5 min read Quiz at the end
Few-shot examples teach the LLM your exact desired format and pattern — 2-5 examples is the sweet spot.

Few-Shot Prompting

Provide 2-5 input-output examples to teach the model your exact desired pattern and format.

# Few-shot classification
Classify each tweet as Spam or Ham.

Tweet: 'Win a FREE iPhone!
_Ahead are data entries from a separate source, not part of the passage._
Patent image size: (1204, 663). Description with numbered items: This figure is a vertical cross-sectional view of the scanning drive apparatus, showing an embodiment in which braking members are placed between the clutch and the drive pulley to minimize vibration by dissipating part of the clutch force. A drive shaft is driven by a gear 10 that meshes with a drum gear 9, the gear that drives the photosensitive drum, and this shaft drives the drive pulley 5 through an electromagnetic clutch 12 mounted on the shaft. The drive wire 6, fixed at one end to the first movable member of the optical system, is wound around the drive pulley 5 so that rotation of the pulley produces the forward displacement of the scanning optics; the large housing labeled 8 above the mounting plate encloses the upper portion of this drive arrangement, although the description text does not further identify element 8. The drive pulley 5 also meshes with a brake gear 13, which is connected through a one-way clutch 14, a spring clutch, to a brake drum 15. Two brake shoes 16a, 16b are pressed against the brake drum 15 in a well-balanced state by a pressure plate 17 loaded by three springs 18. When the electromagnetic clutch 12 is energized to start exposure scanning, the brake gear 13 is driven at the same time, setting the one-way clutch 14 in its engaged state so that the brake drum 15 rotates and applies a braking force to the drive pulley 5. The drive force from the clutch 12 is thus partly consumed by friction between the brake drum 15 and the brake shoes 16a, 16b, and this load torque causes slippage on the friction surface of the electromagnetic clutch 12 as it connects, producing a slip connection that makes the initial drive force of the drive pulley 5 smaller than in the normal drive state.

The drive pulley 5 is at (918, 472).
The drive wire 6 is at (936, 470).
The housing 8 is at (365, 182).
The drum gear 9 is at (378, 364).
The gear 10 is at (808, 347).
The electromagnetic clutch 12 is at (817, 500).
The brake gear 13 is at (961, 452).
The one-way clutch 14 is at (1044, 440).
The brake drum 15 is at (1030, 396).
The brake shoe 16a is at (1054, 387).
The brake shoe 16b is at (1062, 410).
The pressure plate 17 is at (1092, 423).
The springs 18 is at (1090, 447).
Click now!'
Label: Spam

Tweet: 'Can we reschedule our meeting to 3pm?'
Label: Ham

Tweet: 'URGENT: Your account has been compromised!'
Label: Spam

Tweet: 'Great presentation today, really enjoyed it.'
Label: Ham

Tweet: 'Congratulations! You have been selected for a prize.'
Label:

# Few-shot extraction
Extract name and role.

Sentence: 'Alice Smith leads the backend team.'
Name: Alice Smith | Role: Backend Team Lead

Sentence: 'Bob joined as a senior data scientist.'
Name:
Topic Quiz · 2 questions

Test your understanding before moving on

1. How many examples is optimal for few-shot prompting?
💡 2-5 examples is the sweet spot — enough to teach the pattern without wasting context tokens.
2. Why does example ORDER matter in few-shot prompting?
💡 The most recent examples have the strongest influence — put the most representative example last.